Born in China in 1957 and settled in Japan in 1986, Cai Guo-Qiang has been living and working in New York for 23 years. He has kept a strong relationship with his native country, translated into the philosophical conception underlying his works and the use of gunpowder and fireworks as favourite materials which have made him known worldwide. In his signature explosion events, Eastern history and culture, alongside with the recent past, interplay with several aspects of modern technology.
His most famous performance – recorded in a Netflix documentary directed by Kevin Macdonald – is “Sky Ladder”, realized off of Huiyu Island in his hometown Quanzhou, in 2015, after many years of experiments: a fire ladder which was 500 meters high and directed to the sky to connect the Earth and the Universe symbolically.
The exhibition at the Uffizi is part of a wider project started in 2017, investigating the history of Western art and boasting previous exhibits at the Pushkin Museum of Fine Arts in Moscow, the Prado Museum in Madrid and the future one at the Archaeological Museum of Naples (2019). In each museum the Chinese artist carries out a peculiar dialogue with the relative features of its collections. In Florence he focuses on the Renaissance: in preparing for the exhibition, he dedicated himself long time to studying the paintings on display at the Uffizi and Pitti Palace, the ancient floral varieties growing at the Boboli Gardens and reproduced in the “Allegory of Spring” by Botticelli and the metalpoint drawing technique largely spread in Italy from the 15th century to the first decades of the 16th century at the Department of Prints and Drawings.

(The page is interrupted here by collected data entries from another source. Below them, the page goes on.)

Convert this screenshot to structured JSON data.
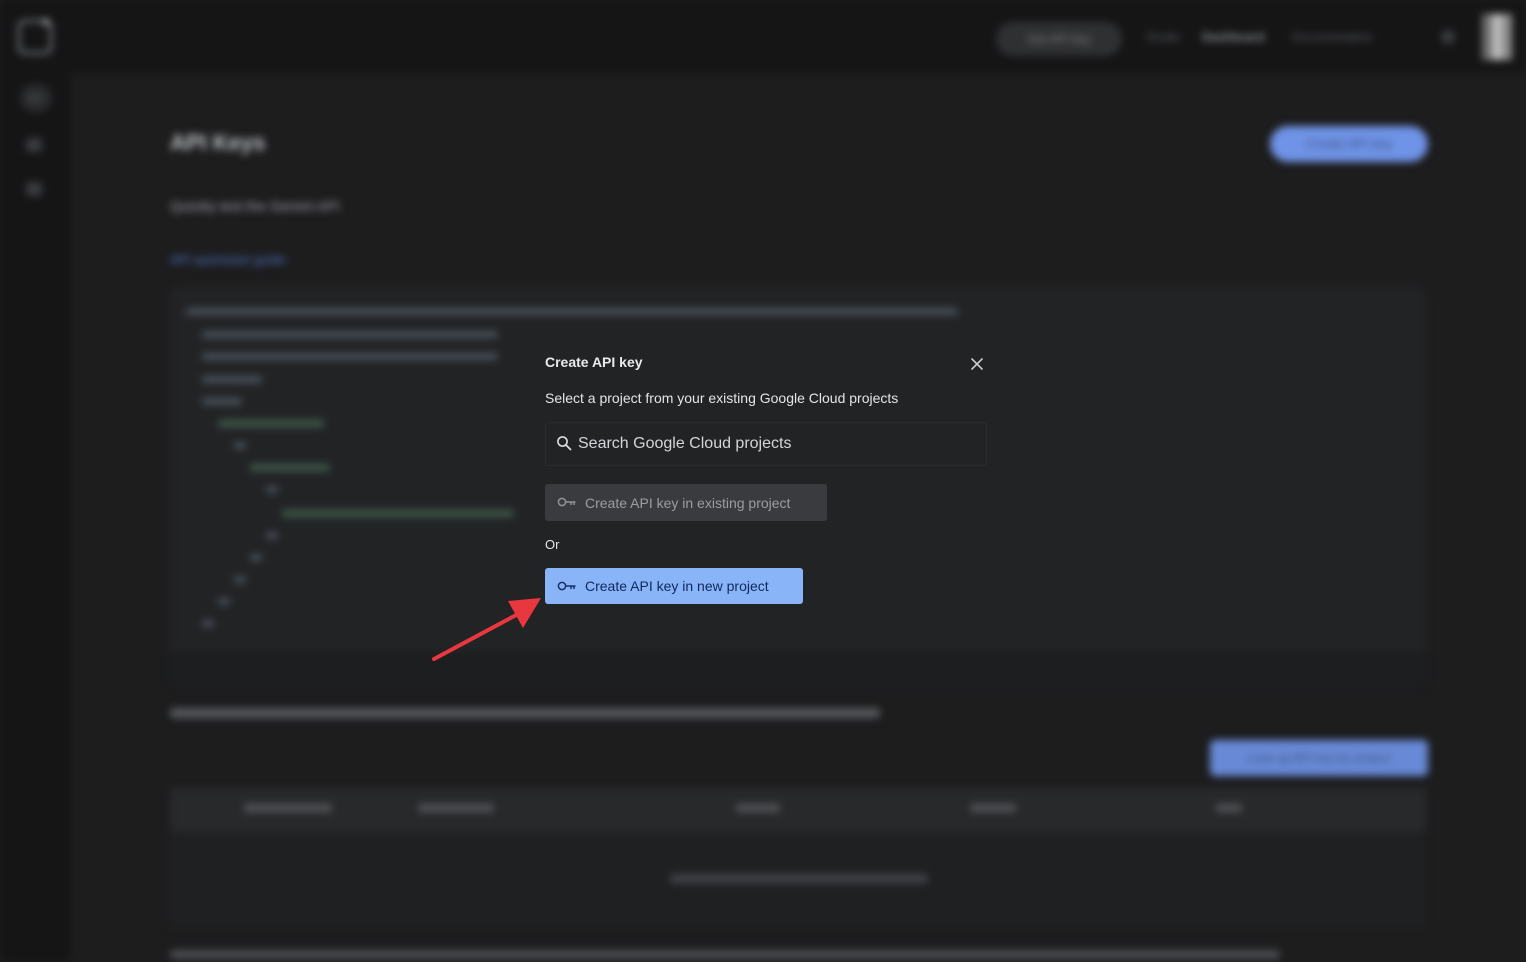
{
  "background": {
    "rail_badge": "G+",
    "top_button": "Get API key",
    "top_links": [
      "Studio",
      "Dashboard",
      "Documentation"
    ],
    "page_title": "API Keys",
    "page_subtitle": "Quickly test the Gemini API",
    "page_link": "API quickstart guide",
    "create_key_button": "Create API key",
    "lookup_button": "Look up API key for project"
  },
  "dialog": {
    "title": "Create API key",
    "description": "Select a project from your existing Google Cloud projects",
    "search_placeholder": "Search Google Cloud projects",
    "existing_project_button": "Create API key in existing project",
    "or_text": "Or",
    "new_project_button": "Create API key in new project"
  },
  "colors": {
    "dialog_bg": "#222325",
    "primary_button": "#8ab4f8",
    "disabled_button": "#3a3b3e",
    "annotation_arrow": "#e8373f"
  },
  "icons": {
    "close": "close-icon",
    "search": "search-icon",
    "key": "key-icon"
  }
}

All this preparation has led to the realization of almost 60 works of different sizes executed with gunpowder (in addition to a selection of sketches illustrating his creative process), mostly deriving from original techniques developed for the exhibition expressly – like the use of incense sticks to better control combustions or of water to obtain stains and streaks – and conceived by drawing inspiration from his onsite experience at the Uffizi.